Lorsque vous appuyez sur la pédale, la pression hydraulique circule dans les conduites de frein. Cette pression pousse les pistons à l’intérieur des étriers. Les étriers serrent les plaquettes de frein contre le rotor en rotation. Sur les véhicules plus anciens ou plus lourds, les cylindres de roue poussent les mâchoires de frein vers l’extérieur contre l’intérieur d’un tambour.

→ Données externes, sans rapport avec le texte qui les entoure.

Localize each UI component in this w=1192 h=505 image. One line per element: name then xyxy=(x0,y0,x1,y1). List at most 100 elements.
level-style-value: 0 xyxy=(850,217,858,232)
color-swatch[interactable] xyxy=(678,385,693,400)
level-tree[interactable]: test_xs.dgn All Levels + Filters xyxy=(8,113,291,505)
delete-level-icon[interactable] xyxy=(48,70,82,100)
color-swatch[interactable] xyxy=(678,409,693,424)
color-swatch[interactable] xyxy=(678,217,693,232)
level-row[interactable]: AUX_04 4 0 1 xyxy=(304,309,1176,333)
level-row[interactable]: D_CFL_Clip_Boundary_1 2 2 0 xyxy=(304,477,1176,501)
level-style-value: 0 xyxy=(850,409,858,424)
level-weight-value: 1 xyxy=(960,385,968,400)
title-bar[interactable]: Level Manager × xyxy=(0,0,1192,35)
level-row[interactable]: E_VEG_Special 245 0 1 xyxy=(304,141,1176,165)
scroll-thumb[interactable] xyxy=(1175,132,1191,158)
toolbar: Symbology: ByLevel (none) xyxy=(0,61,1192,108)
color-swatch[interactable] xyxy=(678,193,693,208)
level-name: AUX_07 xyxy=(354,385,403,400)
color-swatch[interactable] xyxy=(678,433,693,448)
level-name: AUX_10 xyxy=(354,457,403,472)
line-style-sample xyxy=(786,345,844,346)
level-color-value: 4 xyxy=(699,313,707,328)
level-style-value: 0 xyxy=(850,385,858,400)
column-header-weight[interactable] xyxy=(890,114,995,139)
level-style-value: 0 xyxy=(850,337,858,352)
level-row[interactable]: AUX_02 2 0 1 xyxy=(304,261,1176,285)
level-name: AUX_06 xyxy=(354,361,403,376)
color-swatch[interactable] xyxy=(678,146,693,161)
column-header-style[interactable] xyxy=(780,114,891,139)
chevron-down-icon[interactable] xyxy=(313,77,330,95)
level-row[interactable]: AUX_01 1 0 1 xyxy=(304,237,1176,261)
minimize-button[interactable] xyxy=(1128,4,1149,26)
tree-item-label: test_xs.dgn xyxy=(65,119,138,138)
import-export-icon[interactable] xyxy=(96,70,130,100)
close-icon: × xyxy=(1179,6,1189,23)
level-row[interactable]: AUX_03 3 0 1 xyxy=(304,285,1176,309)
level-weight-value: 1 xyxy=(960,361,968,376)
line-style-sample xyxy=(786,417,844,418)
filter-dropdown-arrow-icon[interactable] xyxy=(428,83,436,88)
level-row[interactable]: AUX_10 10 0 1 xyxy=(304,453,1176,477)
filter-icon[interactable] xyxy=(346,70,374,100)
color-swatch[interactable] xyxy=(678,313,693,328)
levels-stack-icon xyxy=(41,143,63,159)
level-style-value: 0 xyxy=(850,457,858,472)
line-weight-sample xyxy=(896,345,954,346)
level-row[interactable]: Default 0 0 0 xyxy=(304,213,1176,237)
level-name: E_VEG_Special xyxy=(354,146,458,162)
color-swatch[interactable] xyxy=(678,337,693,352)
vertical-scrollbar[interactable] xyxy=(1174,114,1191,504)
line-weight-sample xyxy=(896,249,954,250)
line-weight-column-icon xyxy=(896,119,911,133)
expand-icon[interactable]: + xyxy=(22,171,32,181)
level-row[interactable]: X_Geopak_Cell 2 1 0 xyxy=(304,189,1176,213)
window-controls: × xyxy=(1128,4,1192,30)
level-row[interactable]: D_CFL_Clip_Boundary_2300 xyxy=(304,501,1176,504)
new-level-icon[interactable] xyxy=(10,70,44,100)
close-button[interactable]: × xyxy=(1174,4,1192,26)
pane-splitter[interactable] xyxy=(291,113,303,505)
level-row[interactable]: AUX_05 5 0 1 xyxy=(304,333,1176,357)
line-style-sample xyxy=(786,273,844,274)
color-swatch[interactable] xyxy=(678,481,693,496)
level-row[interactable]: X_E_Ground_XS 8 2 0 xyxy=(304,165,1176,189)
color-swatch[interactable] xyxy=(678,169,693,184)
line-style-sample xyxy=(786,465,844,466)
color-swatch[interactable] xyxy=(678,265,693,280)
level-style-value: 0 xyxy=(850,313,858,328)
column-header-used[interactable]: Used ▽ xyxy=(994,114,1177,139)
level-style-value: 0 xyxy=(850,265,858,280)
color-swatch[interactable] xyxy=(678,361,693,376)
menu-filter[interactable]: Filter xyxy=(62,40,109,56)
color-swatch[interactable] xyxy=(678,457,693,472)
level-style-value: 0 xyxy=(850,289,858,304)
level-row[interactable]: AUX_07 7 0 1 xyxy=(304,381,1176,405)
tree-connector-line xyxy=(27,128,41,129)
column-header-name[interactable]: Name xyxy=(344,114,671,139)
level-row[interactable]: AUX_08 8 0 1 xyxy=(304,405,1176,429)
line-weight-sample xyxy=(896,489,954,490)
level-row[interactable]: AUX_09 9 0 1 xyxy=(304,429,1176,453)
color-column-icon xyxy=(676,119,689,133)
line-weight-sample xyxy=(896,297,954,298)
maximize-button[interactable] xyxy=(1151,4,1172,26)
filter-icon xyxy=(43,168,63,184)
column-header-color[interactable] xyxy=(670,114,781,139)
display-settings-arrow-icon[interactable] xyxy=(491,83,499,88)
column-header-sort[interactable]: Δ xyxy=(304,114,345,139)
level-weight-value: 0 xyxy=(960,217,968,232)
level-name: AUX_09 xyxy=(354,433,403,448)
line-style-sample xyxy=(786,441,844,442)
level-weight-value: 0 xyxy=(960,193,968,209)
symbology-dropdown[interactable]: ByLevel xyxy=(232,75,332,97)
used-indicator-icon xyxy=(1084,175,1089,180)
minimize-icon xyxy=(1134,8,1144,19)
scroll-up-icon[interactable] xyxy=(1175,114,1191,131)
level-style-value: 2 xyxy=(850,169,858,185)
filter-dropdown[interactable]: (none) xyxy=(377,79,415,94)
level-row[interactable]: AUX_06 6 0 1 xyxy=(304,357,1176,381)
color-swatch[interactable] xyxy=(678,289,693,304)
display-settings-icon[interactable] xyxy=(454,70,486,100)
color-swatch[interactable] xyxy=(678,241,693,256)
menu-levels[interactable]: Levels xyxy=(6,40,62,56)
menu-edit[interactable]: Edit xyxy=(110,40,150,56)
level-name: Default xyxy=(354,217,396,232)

Le but est simple. Convertir l’énergie cinétique en énergie thermique. La voiture ralentit.
Mais la friction génère de la chaleur. Des quantités massives. Dans un véhicule lourd, ou lors d’arrêts brusques et répétés, cette chaleur s’accumule. Si le refroidissement n’est pas suffisant, le liquide de frein peut bouillir. La vapeur est compressible. Le liquide ne l’est pas. Une fois que ce fluide se transforme en gaz, la pédale est spongieuse. Il coule au sol. La pression est perdue. La voiture continue de rouler.
À l’écoute des problèmes
Les freins tombent rarement en panne sans avertissement. Ils se dégradent généralement progressivement. Ou alors ils font du bruit lorsqu’un composant s’use.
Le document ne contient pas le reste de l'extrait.